If you are importing Word documents that have been published in printed or online format, consider the following before linking or importing them into RoboHelp projects.

Heading hierarchies

Determine the best mapping of Word heading styles to RoboHelp styles so that you can achieve automatic pagination (splitting the document into topics) based on heading styles. If your document does not employ hierarchical heading styles, apply them before conversion. For example, you can apply Heading 1 style to standalone articles in your Word document. Then map this style to a similar RoboHelp style and define pagination to create an HTML topic for each Heading 1 style. See Pagination and topic naming in converted Word files.

Inline styles and style overrides

You can convert inline styles to CSS styles in RoboHelp. However, converting inline styles to CSS styles can lead to numerous styles that share the same formatting. See Converting Word styles to RoboHelp styles.

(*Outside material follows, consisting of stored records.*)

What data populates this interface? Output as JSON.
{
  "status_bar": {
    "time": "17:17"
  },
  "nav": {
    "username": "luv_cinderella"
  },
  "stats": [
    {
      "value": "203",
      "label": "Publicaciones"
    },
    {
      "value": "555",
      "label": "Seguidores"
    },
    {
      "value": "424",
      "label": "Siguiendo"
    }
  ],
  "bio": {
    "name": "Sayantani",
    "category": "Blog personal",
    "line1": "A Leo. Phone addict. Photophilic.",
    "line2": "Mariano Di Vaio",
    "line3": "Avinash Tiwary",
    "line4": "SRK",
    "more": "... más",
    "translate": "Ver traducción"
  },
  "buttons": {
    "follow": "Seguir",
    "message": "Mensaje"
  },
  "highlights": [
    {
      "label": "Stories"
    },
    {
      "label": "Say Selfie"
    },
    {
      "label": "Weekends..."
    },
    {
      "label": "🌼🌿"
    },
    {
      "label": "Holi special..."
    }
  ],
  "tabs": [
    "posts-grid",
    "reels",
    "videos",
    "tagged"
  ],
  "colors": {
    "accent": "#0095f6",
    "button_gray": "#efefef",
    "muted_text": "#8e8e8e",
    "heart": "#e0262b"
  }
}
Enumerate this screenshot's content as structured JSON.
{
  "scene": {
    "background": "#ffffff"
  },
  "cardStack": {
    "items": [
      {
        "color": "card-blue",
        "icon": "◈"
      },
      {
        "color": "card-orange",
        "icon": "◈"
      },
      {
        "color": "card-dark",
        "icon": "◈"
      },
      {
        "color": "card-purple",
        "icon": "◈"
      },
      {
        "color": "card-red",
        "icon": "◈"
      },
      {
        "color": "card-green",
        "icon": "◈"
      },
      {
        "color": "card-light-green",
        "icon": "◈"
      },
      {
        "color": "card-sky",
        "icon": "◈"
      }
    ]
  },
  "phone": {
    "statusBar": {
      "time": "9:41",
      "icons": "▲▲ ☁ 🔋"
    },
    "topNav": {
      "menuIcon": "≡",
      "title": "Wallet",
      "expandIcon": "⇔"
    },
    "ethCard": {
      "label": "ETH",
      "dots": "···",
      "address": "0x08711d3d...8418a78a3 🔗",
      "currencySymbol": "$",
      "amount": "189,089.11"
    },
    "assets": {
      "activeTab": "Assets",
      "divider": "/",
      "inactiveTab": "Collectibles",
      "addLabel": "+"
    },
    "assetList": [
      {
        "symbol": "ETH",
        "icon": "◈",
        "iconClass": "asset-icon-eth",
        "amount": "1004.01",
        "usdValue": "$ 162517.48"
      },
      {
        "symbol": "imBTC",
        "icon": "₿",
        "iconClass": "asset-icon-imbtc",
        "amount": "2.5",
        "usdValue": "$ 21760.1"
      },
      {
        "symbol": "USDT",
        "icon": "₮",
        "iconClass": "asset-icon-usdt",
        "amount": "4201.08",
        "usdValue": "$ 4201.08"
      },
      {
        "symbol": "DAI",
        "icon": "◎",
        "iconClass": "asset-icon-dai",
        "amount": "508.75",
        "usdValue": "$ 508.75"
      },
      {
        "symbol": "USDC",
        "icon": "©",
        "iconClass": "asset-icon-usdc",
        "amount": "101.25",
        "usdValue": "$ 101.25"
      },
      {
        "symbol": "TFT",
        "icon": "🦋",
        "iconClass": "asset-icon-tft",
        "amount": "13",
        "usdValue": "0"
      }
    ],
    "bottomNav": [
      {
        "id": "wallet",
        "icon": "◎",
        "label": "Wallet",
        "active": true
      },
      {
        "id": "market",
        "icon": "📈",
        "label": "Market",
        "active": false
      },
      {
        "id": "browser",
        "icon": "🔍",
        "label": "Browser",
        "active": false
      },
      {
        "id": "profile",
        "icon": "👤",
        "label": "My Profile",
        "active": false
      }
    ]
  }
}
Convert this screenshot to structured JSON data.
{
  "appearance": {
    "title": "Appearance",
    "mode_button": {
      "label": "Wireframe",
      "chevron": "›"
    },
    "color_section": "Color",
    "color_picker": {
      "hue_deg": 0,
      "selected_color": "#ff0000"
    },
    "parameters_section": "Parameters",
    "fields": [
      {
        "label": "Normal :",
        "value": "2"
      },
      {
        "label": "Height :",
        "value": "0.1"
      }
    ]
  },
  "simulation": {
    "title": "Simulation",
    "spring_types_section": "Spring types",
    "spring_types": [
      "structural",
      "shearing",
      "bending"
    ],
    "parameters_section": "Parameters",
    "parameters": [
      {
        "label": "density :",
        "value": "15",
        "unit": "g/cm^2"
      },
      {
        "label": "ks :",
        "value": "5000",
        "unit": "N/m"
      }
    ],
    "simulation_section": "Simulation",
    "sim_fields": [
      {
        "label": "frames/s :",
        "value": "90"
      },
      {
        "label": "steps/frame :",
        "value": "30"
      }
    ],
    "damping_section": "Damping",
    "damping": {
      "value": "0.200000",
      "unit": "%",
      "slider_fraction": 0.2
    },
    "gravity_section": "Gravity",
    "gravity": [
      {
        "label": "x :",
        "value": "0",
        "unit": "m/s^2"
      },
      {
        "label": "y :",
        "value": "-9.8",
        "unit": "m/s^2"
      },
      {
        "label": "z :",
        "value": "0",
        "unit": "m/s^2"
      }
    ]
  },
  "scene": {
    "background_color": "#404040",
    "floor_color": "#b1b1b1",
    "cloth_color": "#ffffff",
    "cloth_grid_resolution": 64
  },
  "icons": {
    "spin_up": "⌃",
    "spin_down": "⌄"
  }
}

Header and footer information

RoboHelp can convert headers and footers. However, to ensure consistency across your topics, you can define a master page that contains the required header and footer information. By using master pages, you can also suppress page numbers in headers and footers. Convert headers and footers in Word documents.

Chapter versus topic

In printed documentation, the chapter is the logical and physical unit for grouping content. In online Help, the organizational unit is the topic, and users see topics one at a time. Although you can group the content into folders that expand when the user navigates the table of contents, only one topic appears on the screen at a time. Try to provide comprehensive infor­mation without adding redundancy by grouping related topics. See Pagination and topic naming in converted Word files.

TOCs

As you import Word documents, you can also import the Word TOC into the RoboHelp TOC. You can define the topic hierarchy and represent that hierarchy in the RoboHelp TOC. See Importing a Word TOC, index, and glossary.

Context sensitivity

In online Help formats, you can link specific topics to dialog boxes and other elements that users encounter in the application workflow. You can assign map IDs to topics in RoboHelp. However, you can also assign context-sensitive Help markers in Word documents using custom footnote entries. RoboHelp reads these footnote entries and assigns the map IDs to the generated topics. Ensure that topics in the source Word document are not overly fragmented. A topic must contain sufficient information to make sense as a standalone unit.

For example, if a short task doesn’t make sense without some introductory conceptual infor­mation, don’t display that task as a standalone topic. To avoid overly fragmented content, assign context-sensitive Help markers to topics at a higher level. In this way, the generated Help topic can contain the concept, the task, and any relevant graphics. See Convert context-sensitive Help markers in Word to map IDs.